Federalismo? no grazie

Da anni, quando sento parlare, con voce più o meno cavernosa, di federalismo mi viene in mente, la battutaccia di Fantozzi alla fine della proiezione del film La corazzata Potemkin, al cineforum: “a me sembra una boiata pazzesca”.

Un Paese come il nostro, costituito in Stato unitario da pochi decenni e attraverso un meccanismo di conquista e di migrazione non ancora completata, di tutto ha bisogno meno che di federalismo.

Un Paese con una storia di autonomie comunali, di repubbliche, ducati, granducati, principati come l’Italia; un Paese con cento capitali, con mille campanili, con tradizioni secolari di grande valore e dignità, non può rinunciare allo strumento dello Stato centrale.

Un Paese piccolo e ricco di bellezze più che di risorse, a parte la risorsa incommensurabile dell’ingegno e dell’operosità dei suoi abitanti, non può rinunciare ad una rappresentanza unitaria dei propri interessi di Nazione in confronto, e se del caso, in contrasto con le altre Nazioni, dell’Europa e del Mondo.

Ma, forse, è soltanto questione di parole, è soltanto questione di intendersi.

Chi parla in buona fede di federalismo, con maggiore o minore enfasi, non è contrario allo Stato unitario: E’ CONTRARIO A QUESTO STATO UNITARIO.

E’ contrario all’inefficiente invadenza giurisdizionale; all’astrusa oppressione amministrativa; all’affannosa intrusione fiscale.

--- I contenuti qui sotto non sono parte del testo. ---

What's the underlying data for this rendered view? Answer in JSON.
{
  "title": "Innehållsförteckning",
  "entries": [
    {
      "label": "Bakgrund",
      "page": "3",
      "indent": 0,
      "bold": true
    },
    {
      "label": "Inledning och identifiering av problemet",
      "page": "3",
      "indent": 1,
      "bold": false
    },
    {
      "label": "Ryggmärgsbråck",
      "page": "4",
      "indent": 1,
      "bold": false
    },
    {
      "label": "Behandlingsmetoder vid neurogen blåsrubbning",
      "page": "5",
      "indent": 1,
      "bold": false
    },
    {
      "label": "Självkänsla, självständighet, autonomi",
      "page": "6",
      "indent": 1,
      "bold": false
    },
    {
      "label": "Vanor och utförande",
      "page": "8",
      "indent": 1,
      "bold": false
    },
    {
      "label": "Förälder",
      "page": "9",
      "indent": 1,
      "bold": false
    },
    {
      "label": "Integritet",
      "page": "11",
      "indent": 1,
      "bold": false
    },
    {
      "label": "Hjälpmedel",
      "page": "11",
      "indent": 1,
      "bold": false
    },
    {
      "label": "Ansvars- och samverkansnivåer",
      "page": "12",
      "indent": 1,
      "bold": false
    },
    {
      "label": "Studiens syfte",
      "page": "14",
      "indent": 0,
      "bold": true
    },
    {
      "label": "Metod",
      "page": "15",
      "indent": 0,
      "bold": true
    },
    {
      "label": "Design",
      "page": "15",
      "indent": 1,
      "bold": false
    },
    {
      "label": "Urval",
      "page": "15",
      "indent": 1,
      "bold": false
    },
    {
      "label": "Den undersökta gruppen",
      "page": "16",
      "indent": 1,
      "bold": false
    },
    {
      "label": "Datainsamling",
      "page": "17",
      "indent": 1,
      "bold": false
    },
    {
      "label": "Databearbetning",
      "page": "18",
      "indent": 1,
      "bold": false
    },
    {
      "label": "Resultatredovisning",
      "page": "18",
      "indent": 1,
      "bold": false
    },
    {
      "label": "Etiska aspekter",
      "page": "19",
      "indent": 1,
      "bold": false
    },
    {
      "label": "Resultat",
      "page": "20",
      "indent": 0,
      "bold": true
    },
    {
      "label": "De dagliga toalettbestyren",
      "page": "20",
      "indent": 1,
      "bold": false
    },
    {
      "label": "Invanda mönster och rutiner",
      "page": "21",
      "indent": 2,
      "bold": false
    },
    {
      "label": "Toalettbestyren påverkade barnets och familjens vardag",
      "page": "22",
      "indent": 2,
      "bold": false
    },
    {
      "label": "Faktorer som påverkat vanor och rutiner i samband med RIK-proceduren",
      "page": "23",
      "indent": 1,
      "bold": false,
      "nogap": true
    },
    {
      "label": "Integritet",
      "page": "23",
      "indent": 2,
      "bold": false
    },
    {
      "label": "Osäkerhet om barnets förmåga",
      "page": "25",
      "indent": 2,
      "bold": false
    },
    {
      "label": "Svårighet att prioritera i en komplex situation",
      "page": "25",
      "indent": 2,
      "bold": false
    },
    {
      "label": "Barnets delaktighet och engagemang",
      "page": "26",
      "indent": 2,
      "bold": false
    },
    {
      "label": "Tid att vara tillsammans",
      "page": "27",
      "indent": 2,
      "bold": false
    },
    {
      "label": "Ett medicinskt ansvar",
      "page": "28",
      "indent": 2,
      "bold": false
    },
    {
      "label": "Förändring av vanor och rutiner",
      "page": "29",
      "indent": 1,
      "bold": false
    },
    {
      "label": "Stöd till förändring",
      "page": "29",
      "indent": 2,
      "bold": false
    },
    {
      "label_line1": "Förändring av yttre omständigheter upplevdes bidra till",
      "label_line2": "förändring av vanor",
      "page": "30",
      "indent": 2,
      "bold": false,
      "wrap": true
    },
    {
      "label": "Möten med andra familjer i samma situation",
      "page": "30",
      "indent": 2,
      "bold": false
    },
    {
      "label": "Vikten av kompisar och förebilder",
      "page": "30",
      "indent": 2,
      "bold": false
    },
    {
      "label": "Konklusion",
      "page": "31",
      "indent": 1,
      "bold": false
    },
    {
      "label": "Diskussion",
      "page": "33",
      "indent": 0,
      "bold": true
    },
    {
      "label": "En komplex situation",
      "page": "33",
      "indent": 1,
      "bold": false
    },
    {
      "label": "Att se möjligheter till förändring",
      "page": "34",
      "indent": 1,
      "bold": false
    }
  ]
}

E’ contrario all’irresponsabilità impunita dei pubblici dipendenti; al mancato riconoscimento del merito, ovunque esso si esplichi; alla disattenzione nei confronti della volontà popolare, chiaramente espressa.

Risolviamo questi problemi e di federalismo, in senso più o meno proprio, non sentiremo più parlare.

Diamo allo Stato quello che è dello Stato e alle autonomie locali quello che è delle autonomie locali ed avremo presto quel che la gente desidera veramente.

Facciamo sì che il pubblico gestisca quella minima quantità di reddito nazionale che è strettamente necessaria per le funzioni e per i servizi che soltanto l’Ente pubblico può gestire.

Lasciamo invece che il privato si occupi di tutto quanto può essere gestito o mobilitando il principio di convenienza o attivando meccanismi di volontariato.

Allora otterremo un rifiorire del nostro Paese con tutte le sue incredibili energie volte al miglioramento delle condizioni di ciascuno e, contemporaneamente, di tutti.

Smettiamo di spendere il debito e ricominciamo ad accumulare ricchezza; così potremo sovvenire quanti non potranno partecipare alla nuova corsa all’oro.

Ma sia ben chiaro! coloro che non vorranno correre non dovranno mettere i bastoni fra le ruote e dovranno rassegnarsi a restare nel loro paradiso perduto.